Created by the interactive marketing company, Deep Focus, to advertise Court TV's show, Parco PI, "That Girl Emily" was a fictional scorned woman who found out her husband was cheating on her and decided not to take it lying down. I was hired to be the voice of Emily, ghostwriting the blog, chronicling her 14 Days of Wrath against her cheating husband, "Steven." On Day One, "Emily" wrote that she was putting up billboards announcing that "Steven" is scum for cheating on her--along with providing a gratuitous insult about his manhood. And, lo and behold, real billboards popped up all over New York. These generated such huge buzz that it drove people to the blog, which received over two million hits, and inspired thousands of people to email "Emily," usually to call her a hero.
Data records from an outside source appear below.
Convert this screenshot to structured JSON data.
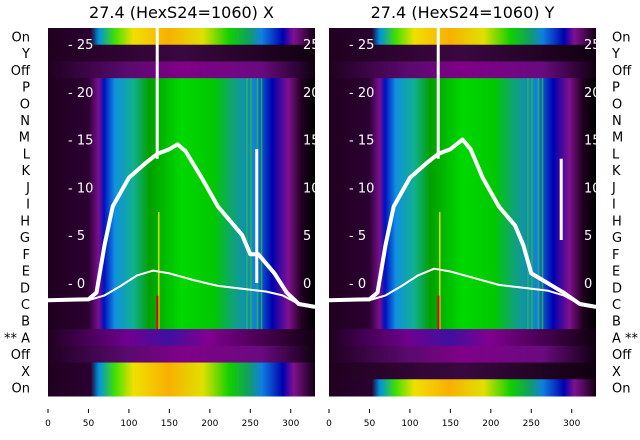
{
  "chart_data": [
    {
      "type": "heatmap",
      "title": "27.4 (HexS24=1060) X",
      "row_labels": [
        "On",
        "Y",
        "Off",
        "P",
        "O",
        "N",
        "M",
        "L",
        "K",
        "J",
        "I",
        "H",
        "G",
        "F",
        "E",
        "D",
        "C",
        "B",
        "** A",
        "Off",
        "X",
        "On"
      ],
      "xticks": [
        0,
        50,
        100,
        150,
        200,
        250,
        300
      ],
      "xlim": [
        0,
        330
      ],
      "overlay_yticks": [
        0,
        5,
        10,
        15,
        20,
        25
      ],
      "overlay_ylim": [
        -4,
        26.5
      ],
      "series": [
        {
          "name": "thick",
          "x": [
            0,
            50,
            60,
            70,
            80,
            100,
            120,
            135,
            150,
            160,
            170,
            190,
            210,
            230,
            240,
            250,
            260,
            270,
            280,
            295,
            310,
            330
          ],
          "y": [
            -1.8,
            -1.7,
            -1,
            4,
            8,
            11,
            12.5,
            13.5,
            14,
            14.5,
            13.8,
            11,
            8,
            6,
            5,
            3,
            3,
            2,
            1,
            -1,
            -2.2,
            -2.5
          ]
        },
        {
          "name": "thin",
          "x": [
            0,
            50,
            70,
            90,
            110,
            130,
            150,
            180,
            210,
            240,
            270,
            290,
            310,
            330
          ],
          "y": [
            -1.8,
            -1.8,
            -1.3,
            -0.3,
            0.8,
            1.3,
            1,
            0.3,
            -0.3,
            -0.6,
            -0.9,
            -1.3,
            -2.2,
            -2.5
          ]
        }
      ],
      "spikes_x": [
        135,
        258
      ]
    },
    {
      "type": "heatmap",
      "title": "27.4 (HexS24=1060) Y",
      "row_labels": [
        "On",
        "Y",
        "Off",
        "P",
        "O",
        "N",
        "M",
        "L",
        "K",
        "J",
        "I",
        "H",
        "G",
        "F",
        "E",
        "D",
        "C",
        "B",
        "A **",
        "Off",
        "X",
        "On"
      ],
      "xticks": [
        0,
        50,
        100,
        150,
        200,
        250,
        300
      ],
      "xlim": [
        0,
        330
      ],
      "overlay_yticks": [
        0,
        5,
        10,
        15,
        20,
        25
      ],
      "overlay_ylim": [
        -4,
        26.5
      ],
      "series": [
        {
          "name": "thick",
          "x": [
            0,
            50,
            60,
            70,
            80,
            100,
            120,
            135,
            150,
            165,
            175,
            190,
            210,
            230,
            240,
            250,
            270,
            280,
            290,
            310,
            330
          ],
          "y": [
            -1.8,
            -1.7,
            -1,
            4,
            8,
            11,
            12.5,
            13.5,
            14,
            15,
            14,
            11,
            8,
            6,
            4,
            1,
            0,
            -0.5,
            -1,
            -2.2,
            -2.5
          ]
        },
        {
          "name": "thin",
          "x": [
            0,
            50,
            70,
            90,
            110,
            130,
            150,
            180,
            210,
            240,
            270,
            290,
            310,
            330
          ],
          "y": [
            -1.8,
            -1.8,
            -1.3,
            -0.3,
            0.8,
            1.5,
            1.2,
            0.5,
            -0.2,
            -0.5,
            -0.8,
            -1.3,
            -2.2,
            -2.5
          ]
        }
      ],
      "spikes_x": [
        135,
        287
      ]
    }
  ]
}
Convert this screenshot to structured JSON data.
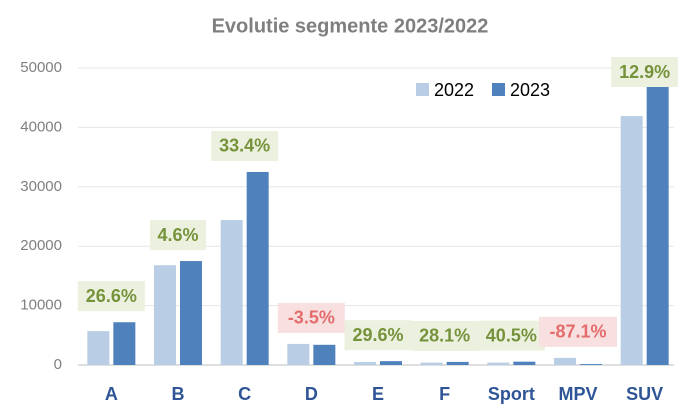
{
  "chart_data": {
    "type": "bar",
    "title": "Evolutie segmente 2023/2022",
    "categories": [
      "A",
      "B",
      "C",
      "D",
      "E",
      "F",
      "Sport",
      "MPV",
      "SUV"
    ],
    "series": [
      {
        "name": "2022",
        "color": "#b9cde5",
        "values": [
          5700,
          16800,
          24400,
          3550,
          500,
          400,
          400,
          1200,
          41900
        ]
      },
      {
        "name": "2023",
        "color": "#4f81bd",
        "values": [
          7200,
          17500,
          32500,
          3400,
          650,
          520,
          560,
          155,
          47000
        ]
      }
    ],
    "growth": [
      26.6,
      4.6,
      33.4,
      -3.5,
      29.6,
      28.1,
      40.5,
      -87.1,
      12.9
    ],
    "growth_labels": [
      "26.6%",
      "4.6%",
      "33.4%",
      "-3.5%",
      "29.6%",
      "28.1%",
      "40.5%",
      "-87.1%",
      "12.9%"
    ],
    "positive_color": "#76933c",
    "positive_fill": "#ebf1de",
    "negative_color": "#e46c6c",
    "negative_fill": "#f8e0e0",
    "ylim": [
      0,
      50000
    ],
    "yticks": [
      0,
      10000,
      20000,
      30000,
      40000,
      50000
    ],
    "grid": true,
    "legend": "top-right"
  }
}
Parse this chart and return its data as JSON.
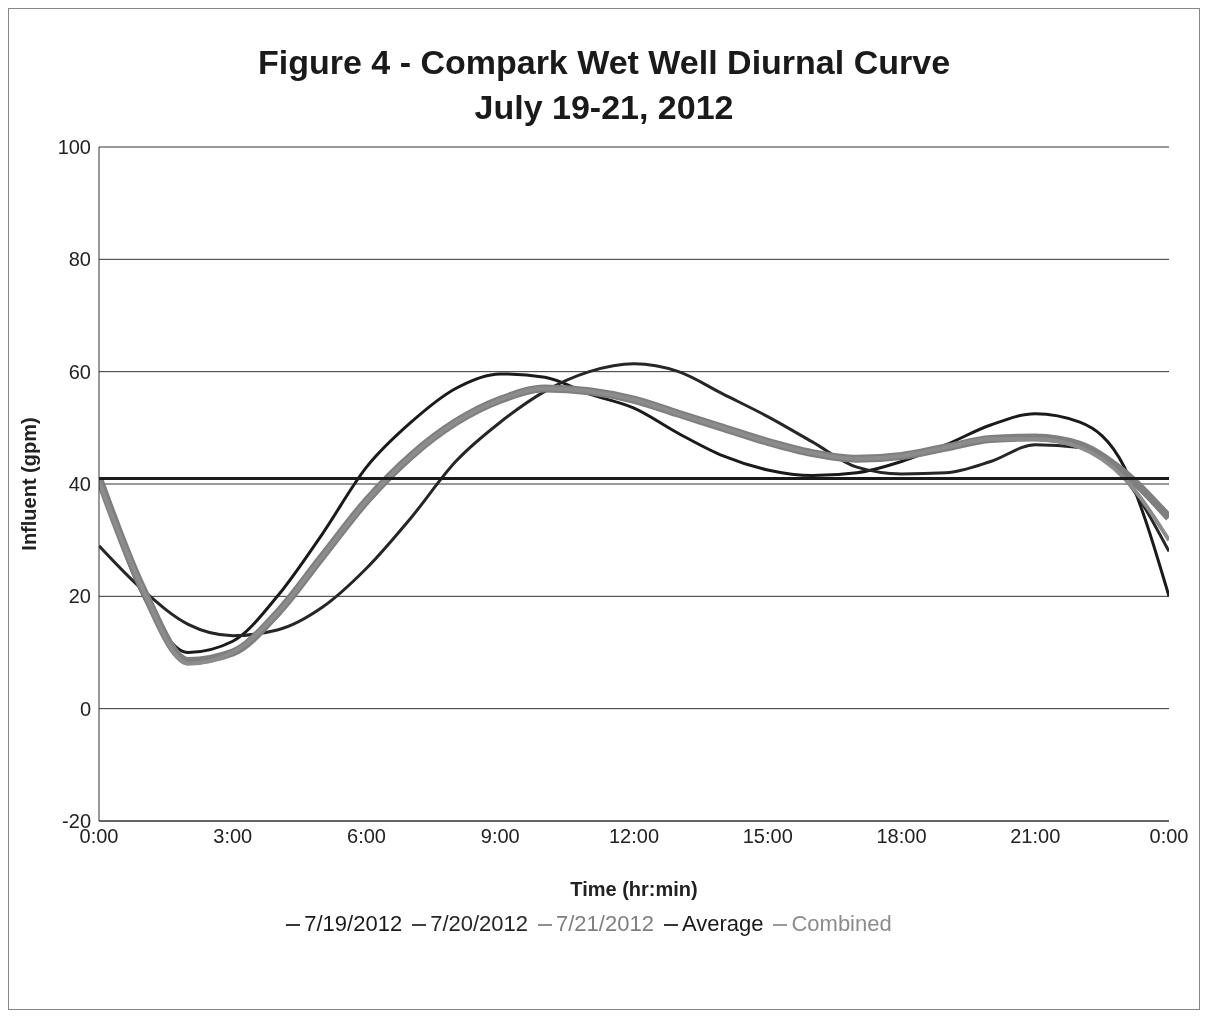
{
  "chart_data": {
    "type": "line",
    "title": "Figure 4 - Compark Wet Well Diurnal Curve",
    "subtitle": "July 19-21, 2012",
    "xlabel": "Time (hr:min)",
    "ylabel": "Influent (gpm)",
    "xlim": [
      0,
      24
    ],
    "xticks": [
      {
        "value": 0,
        "label": "0:00"
      },
      {
        "value": 3,
        "label": "3:00"
      },
      {
        "value": 6,
        "label": "6:00"
      },
      {
        "value": 9,
        "label": "9:00"
      },
      {
        "value": 12,
        "label": "12:00"
      },
      {
        "value": 15,
        "label": "15:00"
      },
      {
        "value": 18,
        "label": "18:00"
      },
      {
        "value": 21,
        "label": "21:00"
      },
      {
        "value": 24,
        "label": "0:00"
      }
    ],
    "ylim": [
      -20,
      100
    ],
    "yticks": [
      -20,
      0,
      20,
      40,
      60,
      80,
      100
    ],
    "grid": "y",
    "legend": "bottom",
    "marker": "none",
    "line_style": "solid",
    "x": [
      0,
      1,
      2,
      3,
      4,
      5,
      6,
      7,
      8,
      9,
      10,
      11,
      12,
      13,
      14,
      15,
      16,
      17,
      18,
      19,
      20,
      21,
      22,
      23,
      24
    ],
    "series": [
      {
        "name": "7/19/2012",
        "color": "#1a1a1a",
        "values": [
          41,
          20,
          10,
          12,
          20,
          31,
          43,
          51,
          57,
          59.6,
          59,
          56,
          53.5,
          49,
          45,
          42.5,
          41.5,
          42,
          44,
          47,
          50.5,
          52.5,
          51,
          43,
          20
        ]
      },
      {
        "name": "7/20/2012",
        "color": "#262626",
        "values": [
          29,
          21,
          15,
          13,
          14,
          18,
          25,
          34,
          44,
          51,
          56.5,
          60,
          61.4,
          60,
          56,
          52,
          47.5,
          43,
          41.8,
          42,
          44,
          47,
          46.5,
          41,
          28
        ]
      },
      {
        "name": "7/21/2012",
        "color": "#7f7f7f",
        "values": [
          41,
          21,
          8.5,
          10,
          17,
          27,
          37,
          45,
          51,
          55,
          57,
          56.5,
          55,
          52.5,
          50,
          47.5,
          45.5,
          44.5,
          45,
          46.5,
          48,
          48.3,
          47,
          42,
          34
        ]
      },
      {
        "name": "Combined",
        "color": "#8c8c8c",
        "values": [
          40.5,
          21,
          8,
          10,
          17,
          27,
          37,
          45,
          51,
          55,
          57,
          56.5,
          55,
          52.5,
          50,
          47.5,
          45.5,
          44.5,
          45,
          46.5,
          48,
          48,
          46.5,
          41,
          30
        ]
      },
      {
        "name": "Average",
        "color": "#1a1a1a",
        "x": [
          0,
          24
        ],
        "values": [
          41,
          41
        ]
      }
    ]
  }
}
Next, the blog featured more acts of vengeance that appeared to be confirmed by other public sightings: "Steven's" car driving through the streets of Manhattan with the words "Hope She Was Worth It" spray-painted on it, for example, and "Lost Dog" flyers hanging around town with "Steven's" face on it. All of which helped drive more people to "Emily's" blog to find out what she was up to next. But it was the billboards produced the biggest bang. People would take pictures of them on their cell phones, SMS or email the photo to their friends and it spread virally... and it continues to spread. Occasionally, I'll still get an email from someone with the billboard embedded in the text, saying, "Can you believe someone did this?!"
As a result of all this, I got a book deal and published my book The Down and Dirty Dish on Revenge: Serving It Up Nice and Cold to that Lying, Cheating Bastard. Really, all thanks to the brilliant marketing strategy that employed a blog-billboard combination to tell a tale of cheating that captured so many people's attention.
I used to say that no one in real life would put up such billboards unless they had the budget of a marketing company like the one behind "That Girl Emily." I was wrong. Wilkins' billboards (she placed them in a few cities) displayed a "happy" photo of herself with her lover, a quote about how the two of them were soulmates and a website address to drive traffic people to a site filled with the lovers' photos taken over their 8 and a half year romance. Apparently, Wilkins' was upset that Phillips had reconciled with his wife. She must have been very upset, since the billboards are estimated to have cost $250,000.
People say that the best revenge is to move on. To do that, people sometimes need to even things out a bit. Wilkins' very public--and pricey--retribution was her way of doing that. Maybe now she'll be able to move on from the hurt and pain. And who knows: maybe, since this appears to be a textbook case of life imitating art, Wilkins will get a book deal as well.